Confieso mi ansiedad cuando mi madre no contesta al teléfono, cuando el WhatsApp se congela y no logro comunicarme con ella. Necesito control para calmar mi drama. Para tener paz necesito tenerla localizada. Me aterra imaginar un auxilio sin respuesta. Y cuando por fin me contesta reacciono como una madre con mi propia madre. Ya nos hemos acostumbrado a sus 'te quiero' mañaneros para advertirnos de que ha pasado buena noche. Su mensaje es un segundo despertador, una frase obligada y deseada, una prueba de vida. Las rutinas pasan a transformarse en nuestro credo y se anudan fuerte para sostener nuestra dependencia. La vulnerabilidad descansa en esos nudos. 

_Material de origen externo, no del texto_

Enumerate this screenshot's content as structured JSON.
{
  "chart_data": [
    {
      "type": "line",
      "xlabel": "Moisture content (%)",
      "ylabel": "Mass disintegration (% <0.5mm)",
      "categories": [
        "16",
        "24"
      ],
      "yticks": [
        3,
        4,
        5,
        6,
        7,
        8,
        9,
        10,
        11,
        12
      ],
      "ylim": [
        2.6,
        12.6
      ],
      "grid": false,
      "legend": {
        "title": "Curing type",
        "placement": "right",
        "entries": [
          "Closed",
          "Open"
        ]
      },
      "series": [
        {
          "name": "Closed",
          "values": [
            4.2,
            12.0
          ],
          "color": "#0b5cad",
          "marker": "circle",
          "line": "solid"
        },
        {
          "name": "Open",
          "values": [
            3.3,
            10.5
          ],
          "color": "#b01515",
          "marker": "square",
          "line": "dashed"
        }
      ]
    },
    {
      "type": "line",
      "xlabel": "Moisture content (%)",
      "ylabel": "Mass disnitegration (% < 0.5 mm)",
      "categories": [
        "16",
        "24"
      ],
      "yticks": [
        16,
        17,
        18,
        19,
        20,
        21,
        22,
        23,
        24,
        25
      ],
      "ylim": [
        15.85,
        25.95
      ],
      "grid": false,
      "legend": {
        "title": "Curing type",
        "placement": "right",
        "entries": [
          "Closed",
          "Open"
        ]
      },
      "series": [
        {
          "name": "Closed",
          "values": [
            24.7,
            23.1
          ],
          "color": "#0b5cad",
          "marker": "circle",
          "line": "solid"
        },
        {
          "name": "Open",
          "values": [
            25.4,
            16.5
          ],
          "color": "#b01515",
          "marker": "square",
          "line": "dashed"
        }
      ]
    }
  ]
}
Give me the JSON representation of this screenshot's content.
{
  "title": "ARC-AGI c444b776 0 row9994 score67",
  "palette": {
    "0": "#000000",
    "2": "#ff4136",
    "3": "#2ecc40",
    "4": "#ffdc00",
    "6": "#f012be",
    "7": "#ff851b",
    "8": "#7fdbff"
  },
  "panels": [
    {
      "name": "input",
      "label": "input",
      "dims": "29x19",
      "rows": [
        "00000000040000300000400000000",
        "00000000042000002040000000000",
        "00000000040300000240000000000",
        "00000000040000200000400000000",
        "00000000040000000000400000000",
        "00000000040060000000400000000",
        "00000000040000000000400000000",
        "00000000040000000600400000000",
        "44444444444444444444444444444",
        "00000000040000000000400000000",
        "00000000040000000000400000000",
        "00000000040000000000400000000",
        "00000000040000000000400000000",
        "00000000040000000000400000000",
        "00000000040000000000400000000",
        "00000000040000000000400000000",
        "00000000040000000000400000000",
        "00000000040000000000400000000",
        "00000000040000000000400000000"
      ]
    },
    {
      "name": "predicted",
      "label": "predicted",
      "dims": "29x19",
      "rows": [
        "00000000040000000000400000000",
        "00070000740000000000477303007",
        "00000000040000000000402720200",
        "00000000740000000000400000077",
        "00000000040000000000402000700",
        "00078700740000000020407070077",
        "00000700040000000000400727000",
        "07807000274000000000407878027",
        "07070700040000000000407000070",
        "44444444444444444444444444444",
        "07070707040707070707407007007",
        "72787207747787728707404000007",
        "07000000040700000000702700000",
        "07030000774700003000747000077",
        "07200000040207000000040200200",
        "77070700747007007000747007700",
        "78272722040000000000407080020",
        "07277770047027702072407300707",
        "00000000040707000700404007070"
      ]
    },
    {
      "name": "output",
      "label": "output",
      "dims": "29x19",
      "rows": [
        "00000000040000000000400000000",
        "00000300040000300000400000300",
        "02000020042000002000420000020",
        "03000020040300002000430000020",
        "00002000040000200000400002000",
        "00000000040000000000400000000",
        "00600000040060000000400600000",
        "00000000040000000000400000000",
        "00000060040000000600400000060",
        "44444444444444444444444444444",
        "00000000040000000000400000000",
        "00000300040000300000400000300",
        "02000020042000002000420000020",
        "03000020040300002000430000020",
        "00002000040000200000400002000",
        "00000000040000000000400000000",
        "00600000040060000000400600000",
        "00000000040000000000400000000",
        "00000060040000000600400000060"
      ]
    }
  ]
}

Ángeles cuenta en su libro cómo la nevera de sus padres se convirtió en el termómetro para medir el grado de preocupación. La escena que se encontró al abrir la puerta delató un estado que apuntaba directo hacia la pena: "Encontré platos precocinados de marcas desconocidas. Un simulacro de paella que no tenía buena pinta ni siquiera en la foto. Macarrones con chorizo. Pizzas. Demasiados huecos vacíos. Solo el agua mineral y las naranjas que papá devoraba de cinco en cinco me encajaban en la escena. También la insulina, que ahora ocupaba el lugar de los huevos. Era vuestra nevera, era vuestra casa, erais vosotros. Pero no ". Lo extrapolo a nuestra vida y cambio nevera por macetas. El día que las deje de ver exultantes me entrará la pena, la misma que recorrió el cuerpo de Ángeles cuando abrió la nevera de sus padres.

Cuántos hilos pueden enhebrarse en el relato de relatos de Ángeles. Descubrirlos ha sido revisarme y repensar en la vida, en la esencia, en lo importante. Ahora me fijo en los postres de mi madre como en el privilegio que hoy me puedo permitir, de medidas variables, ajustadas a ojo, y que aunque se pueden consultar en su cuaderno de recetas dejan ese margen de improvisación que me fascina. Me fijo en sus manos, en su cómoda llena de reliquias, en un caos, que según ella, lleva orden, en sus escondites, en su ganchillo, en sus libros y en sus plantas, los únicos seres vivos que la acompañaron en pandemia

Los achaques propios de la edad fuerzan al amor a condensarse. El paso del tiempo se mezcla con las ganas de vivir intensamente, como cuando éramos adolescentes y negociábamos la libertad con nuestra madre. La rebelión de la experiencia se reivindica y contradice a las limitaciones físicas, a la enfermedad, a los cuidados, a la vida que se escapa. Es heroico adentrarse en esta selva del tiempo y aceptar que nos convertimos en madres de nuestra madre, aunque ella se resista a creerlo y nosotras a reconocerlo.

El otro día reflexionaba en voz alta con mi madre sobre cómo con los años dejamos de impresionarnos por cosas y paisajes para quedarnos con las personas y los momentos vividos con ellas, valorando más el acompañamiento de los nuestros, de las personas que nos hacen sentir bien y que nos permiten ir por la vida al aire, despojados de cualquier filtro. En eso estoy cada vez más unida a mi madre. Me produce pudor reconocer que el tiempo pasa, que entre mi madre y yo hay menos distancia, incluso puede que un día nos solapemos para convertirnos en un único cuerpo.